Sunday, April 24, 2005

Verizon Issues Statement on MCI 

This must be becoming a nightmare for those of you that are customers of these shmucks.

Today MCI reiterated what it expressed over two weeks ago -- namely that it would deem a Qwest offer of $30 to be superior to the $23.10 provided under the current Verizon-MCI merger agreement -- apparently concluding that the difference was sufficient compensation for the increased risks associated with completing the transaction and executing the business plan thereafter.

Verizon believes its pending transaction with MCI creates long-term, as well as short-term, value for the shareholders of both companies by protecting the integrity of MCI's business, ensuring that MCI's customers have continuing access to the best communications services, retaining key employees, and stabilizing MCI's financial position and prospects.
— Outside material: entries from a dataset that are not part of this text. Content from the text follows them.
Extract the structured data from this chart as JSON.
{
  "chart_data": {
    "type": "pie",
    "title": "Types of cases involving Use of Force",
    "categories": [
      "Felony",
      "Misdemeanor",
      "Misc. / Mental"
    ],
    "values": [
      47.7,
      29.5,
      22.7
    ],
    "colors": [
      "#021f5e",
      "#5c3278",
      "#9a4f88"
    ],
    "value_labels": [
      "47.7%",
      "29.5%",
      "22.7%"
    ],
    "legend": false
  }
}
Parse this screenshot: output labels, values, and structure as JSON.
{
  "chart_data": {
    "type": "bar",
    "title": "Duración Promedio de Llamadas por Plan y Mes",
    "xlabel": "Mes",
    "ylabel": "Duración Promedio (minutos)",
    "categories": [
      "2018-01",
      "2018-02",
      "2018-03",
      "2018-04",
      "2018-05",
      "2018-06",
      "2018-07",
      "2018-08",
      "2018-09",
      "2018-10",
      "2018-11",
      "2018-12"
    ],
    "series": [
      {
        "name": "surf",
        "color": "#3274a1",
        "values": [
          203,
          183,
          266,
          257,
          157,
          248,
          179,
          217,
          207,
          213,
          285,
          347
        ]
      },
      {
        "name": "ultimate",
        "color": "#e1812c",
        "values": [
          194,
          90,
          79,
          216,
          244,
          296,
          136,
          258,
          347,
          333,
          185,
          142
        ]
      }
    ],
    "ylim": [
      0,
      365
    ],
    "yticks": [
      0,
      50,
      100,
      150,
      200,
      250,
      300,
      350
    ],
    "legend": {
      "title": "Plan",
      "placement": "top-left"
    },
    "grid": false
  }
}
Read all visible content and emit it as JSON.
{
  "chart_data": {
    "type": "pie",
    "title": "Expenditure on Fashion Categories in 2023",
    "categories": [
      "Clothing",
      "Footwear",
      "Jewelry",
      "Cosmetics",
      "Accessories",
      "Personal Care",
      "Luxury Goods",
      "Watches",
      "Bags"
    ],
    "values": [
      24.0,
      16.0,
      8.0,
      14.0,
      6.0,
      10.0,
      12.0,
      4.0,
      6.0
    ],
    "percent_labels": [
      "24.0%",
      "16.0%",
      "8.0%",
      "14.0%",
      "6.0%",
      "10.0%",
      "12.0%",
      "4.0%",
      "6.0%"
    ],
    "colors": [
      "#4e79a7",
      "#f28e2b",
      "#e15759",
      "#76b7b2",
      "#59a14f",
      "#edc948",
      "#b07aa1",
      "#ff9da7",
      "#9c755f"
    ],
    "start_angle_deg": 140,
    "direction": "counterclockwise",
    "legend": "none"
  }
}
Under the terms of the Verizon-MCI definitive merger agreement, Verizon may elect to require MCI to continue to finalize its proxy statement and to organize a meeting of MCI's shareholders to consider the agreed transaction with Verizon. Alternatively, Verizon may elect to terminate the agreement with MCI. Upon such a termination, Verizon would be entitled to be paid by MCI a $240 million break-up fee plus an expense reimbursement of up to $10 million, and the same amounts would be payable following an MCI shareholders meeting if the Verizon-MCI transaction were not approved and an agreement was signed with Qwest.